Life sometimes throws unexpected curves or unplanned expenses which can affect our finances and put one in a mess. Here’s how having an emergency fund can help, how much to save and the situations that warrant using it.
What is an emergency fund?
Emergency fund or rainy day fund is a stash of cash you set aside to cover emergencies or unplanned financial expenses. It is a financial cushion when life takes an unexpected turn.
Why an emergency fund important
Your emergency fund is the shock absolver between you and life when you experience
- Loss of job
- Auto theft or car breakdown
- Unexpected home repairs
- Medical crisis
How much you need to have in your emergency fund
A good emergency fund goal should be to keep 3 to 6 months of your living expenses. The money should be used for a real financial crisis, not when you want to buy a new pair of shoes or a new dress for your best friend’s wedding.
How to get started
If you are considering starting one, here are what you can do:
Step 1: Figure out how much you need to have in your emergency fund
Step 2: Open a separate savings, preferably a high-interest savings account
Step 3: Pick a daily, weekly or monthly savings goal
Step 4: Start small if you must but keep going!
Step 5: Regularly reevaluate your emergency fund anytime you have a major life change(like a salary increase, bonus or an addition to your family)
If you use your emergency fund for a truly unexpected expense, reup your contributions once you’re financially stable.

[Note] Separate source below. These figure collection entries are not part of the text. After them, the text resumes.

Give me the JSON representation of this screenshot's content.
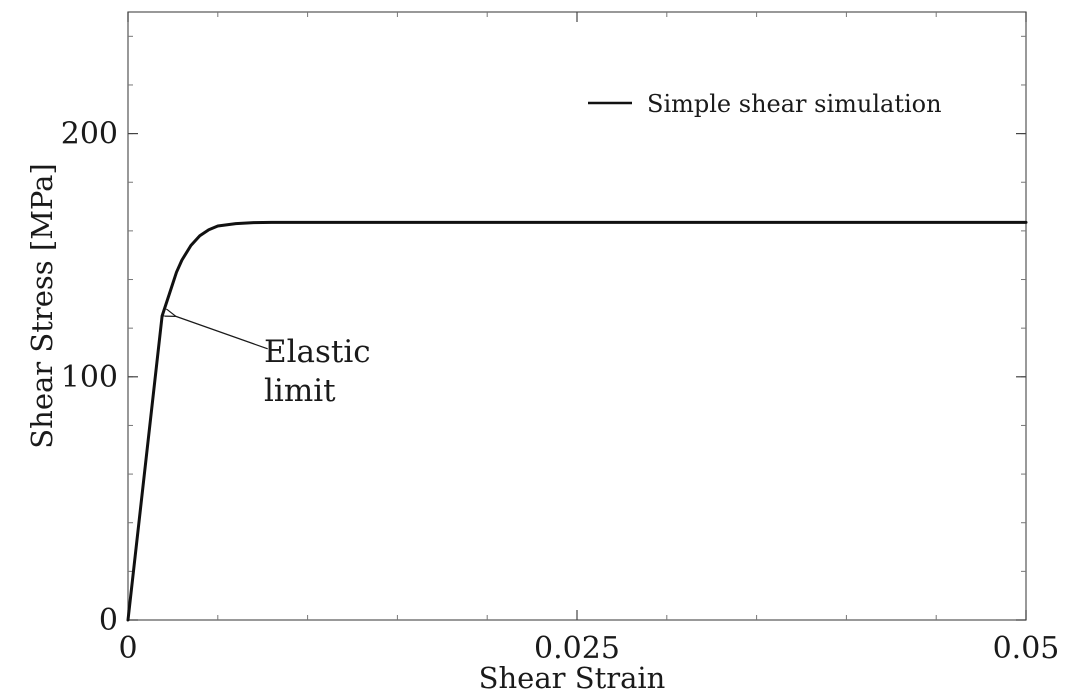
{
  "chart_data": {
    "type": "line",
    "xlabel": "Shear Strain",
    "ylabel": "Shear Stress [MPa]",
    "xlim": [
      0,
      0.05
    ],
    "ylim": [
      0,
      250
    ],
    "x_ticks": [
      0,
      0.025,
      0.05
    ],
    "x_tick_labels": [
      "0",
      "0.025",
      "0.05"
    ],
    "y_ticks": [
      0,
      100,
      200
    ],
    "y_tick_labels": [
      "0",
      "100",
      "200"
    ],
    "x_minor_step": 0.005,
    "y_minor_step": 20,
    "grid": false,
    "legend": {
      "position": "top-right",
      "entries": [
        "Simple shear simulation"
      ]
    },
    "series": [
      {
        "name": "Simple shear simulation",
        "color": "#111111",
        "x": [
          0,
          0.0019,
          0.0023,
          0.0027,
          0.003,
          0.0035,
          0.004,
          0.0045,
          0.005,
          0.006,
          0.007,
          0.008,
          0.01,
          0.02,
          0.03,
          0.04,
          0.05
        ],
        "y": [
          0,
          125,
          134,
          143,
          148,
          154,
          158,
          160.5,
          162,
          163,
          163.4,
          163.5,
          163.5,
          163.5,
          163.5,
          163.5,
          163.5
        ]
      }
    ],
    "annotations": [
      {
        "lines": [
          "Elastic",
          "limit"
        ],
        "points_to": {
          "x": 0.0025,
          "y": 125
        },
        "text_at": {
          "x": 0.0075,
          "y": 100
        }
      }
    ]
  }
}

How to achieve your emergency funds goals
- Save bonus or any other spare money in your emergency fund
- Start a budget and cut down on unnecessary expenses
- Make having an emergency fund a priority.
- Set up automatic transfers for your fund until you reach your goal
- Keeping it in a high-interest savings account
Remember, your emergency fund should be in a savings account, safe and easy to access in your time of need but not so easy that you’ll dip into it on a whim.